In an era of social media snippets, “clean chit” posts can move markets. In Adani’s case, it was no surprise that the group’s shares took a hit after the May 6 report by an expert panel appointed by the Supreme Court of India to probe them was based on three allegations made by short-seller Hindenburg. Volatility was found to have no regulatory wrongdoing in terms of: that it held its listed firms more closely than allowed by law, that it hid related-party deals and that it manipulated its stock prices. While these were denied by Adani, the group’s market value has contracted sharply since pointing those fingers this January, despite this week’s gains. The let-off of the panel’s report was for the Securities and Exchange Board of India (SEBI) in its supervisory role, but it has perhaps been taken by market participants as an indication of SEBI’s own Adani probe, when due for submission this August. have something to add till the time of presenting its findings. However, both the complexity of the matter and the dramatic rise in Adani’s share prices – with some peaking at triple-digit multiples of earnings in the three odd years prior to the Hindenburg crash – cast a shadow over what the report said. Need to take a look.

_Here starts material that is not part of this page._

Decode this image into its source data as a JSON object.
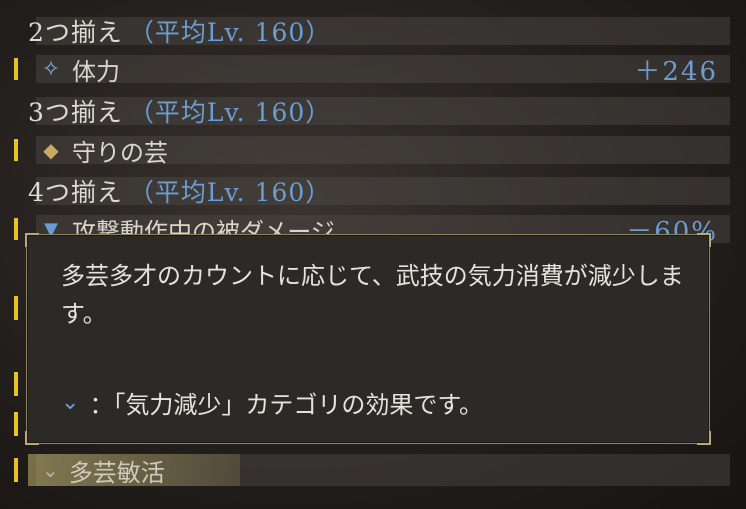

Whether any rule violation is noticed by SEBI depends on what is being monitored. As per the panel’s report, SEBI had disclosed the beneficial owners of entities that held a majority of Adani’s shares issued by most of the publicly listed firms (at least one of the firms A quarter of the equity pie is our free-float norm), but no anti-regulation relationship could be detected. Since investors, rather than fund owners, may be in control behind a screen, SEBI also chased a mark of 42 whose money was in the know. That hunt happened before this year’s volatility, but has been mired in obscurity. This will be a difficult task to do, it is believed, because there is so little data to go through. In 2019, SEBI eased a rule on ultimate asset holders, on which the regulator reportedly “hit a wall.” As such the identity must be unmasked for proof of any secret ownership by the promoters, let alone secret fund flows and direct stock. puppet, which meant that no progress could be made. By implication, as far as SEBI’s official scanners are concerned, without evidence to the contrary, Adani’s public holding was in the hands of people over whom the group had no control. Of course, the group itself has averaged just as much over a long period of time. But neither side’s claims have been put to the kind of test from which any conclusions can be drawn. In fact, the report noted its lack of access to potential investigative leads and suggested that pooled investigative-agency resources should normally be devoted to such cases. From this we can infer some dissatisfaction with the present system.

While the final word on the matter seems further away than last week, ahead of May 6, its political context adds to another surge in Adani shares. After all, what is a hot-button poll issue for the Congress – which has pushed for a joint parliamentary probe – is also a hot potato for the same reason, with the opposition party trying to portray Adani as close to the ruling dispensation. Used to be. All told, this week’s relief rally reflects a mix of investor sentiments, as every market must for price discovery to do its job. Ironically, this process is at the root of a stock-market controversy: whether demand and supply were acting independently, given all the facts and forecasts, when Adani’s shares were last rising. An answer so important as to justify SEBI staring at the wall it is said to be about.

catch all business News, market news, today’s fresh news events and Breaking News Update on Live Mint. download mint news app To get daily market updates.